Sul fronte dell’intelligenza artificiale generativa pensata per il mondo aziendale, tutti i principali software vendor sono impegnati nello sviluppo di soluzioni avanzate. Nel caso di Oracle – come sottolinea Giovanni Nubile – questa attenzione si traduce nel lancio di “Agenti AI” innovativi, progettati per riflettere i principali ruoli aziendali. Questi strumenti sono concepiti per operare in modo affine al ragionamento umano, offrendo contenuti e risposte sempre più pertinenti e contestualizzate alle esigenze specifiche dell’organizzazione.

«Con credenziali di così alto valore, è evidente che le principali criticità nell’adozione delle soluzioni siano quasi sempre di natura culturale e legate alla resistenza al cambiamento» – spiega Nubile. «Un esempio tipico riguarda gli addetti ancora legati a un passato di applicazioni legacy non basate sul cloud, oppure la percezione di una necessità di personalizzazione che, nella maggior parte dei casi, si rivela superflua. Comunicare efficacemente i vantaggi delle nuove tecnologie ai C-Level delle diverse funzioni aziendali, nonché a CIO e CTO, è la chiave per dimostrare come soluzioni cloud agili permettano non solo di introdurre miglioramenti e best practice, ma anche di affrontare sfide sempre più rilevanti, come la misurazione dei progressi in ambito ESG o la sicurezza e la protezione dei dati».

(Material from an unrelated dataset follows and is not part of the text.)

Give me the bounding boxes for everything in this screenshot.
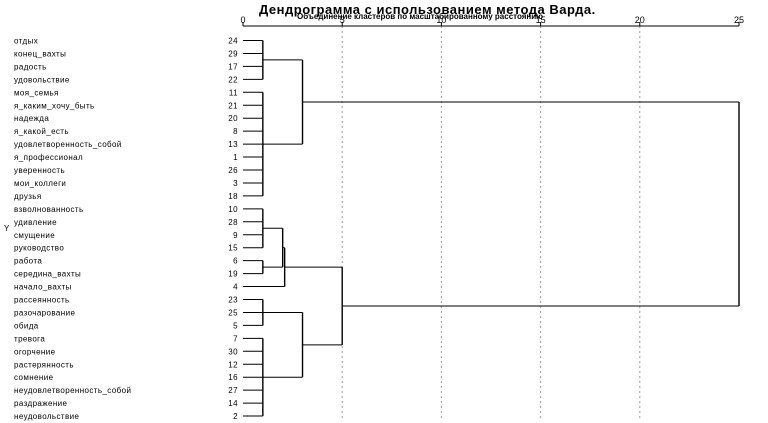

L’AI è quindi un fattore strategico del processo di trasformazione e – secondo Andrea Di Filippo di Sopra Steria Italiala sua funzione trasformativa trova applicazione in un doppio ruolo: «Facilita la transizione digitale e ne riduce la complessità. In Sopra Steria, per esempio, abbiamo sviluppato dei motori in grado di generare automaticamente i casi di test partendo dalla documentazione di progetto e questo permette di limitare la complessità delle fasi di collaudo automatizzando i test stessi e riducendone l’impatto. L’intelligenza artificiale generativa supporta anche la riscrittura del codice per la digitalizzazione, sebbene siano necessari ulteriori perfezionamenti per migliorarne l’ottimizzazione e la sicurezza».

La strada però è tracciata. Le nuove tecnologie basate sull’AI rappresentano un elemento di spinta per migliorare l’efficienza e la produttività aziendale, ma senza compromettere la sicurezza e l’impegno verso la sostenibilità. E confermano una volta di più che la “non trasformazione” è un lusso che nessuna impresa può oggi concedersi. A prescindere da quali siano i costi effettivi del non affrontare (massimizzandone i benefici) la sfida del cambiamento.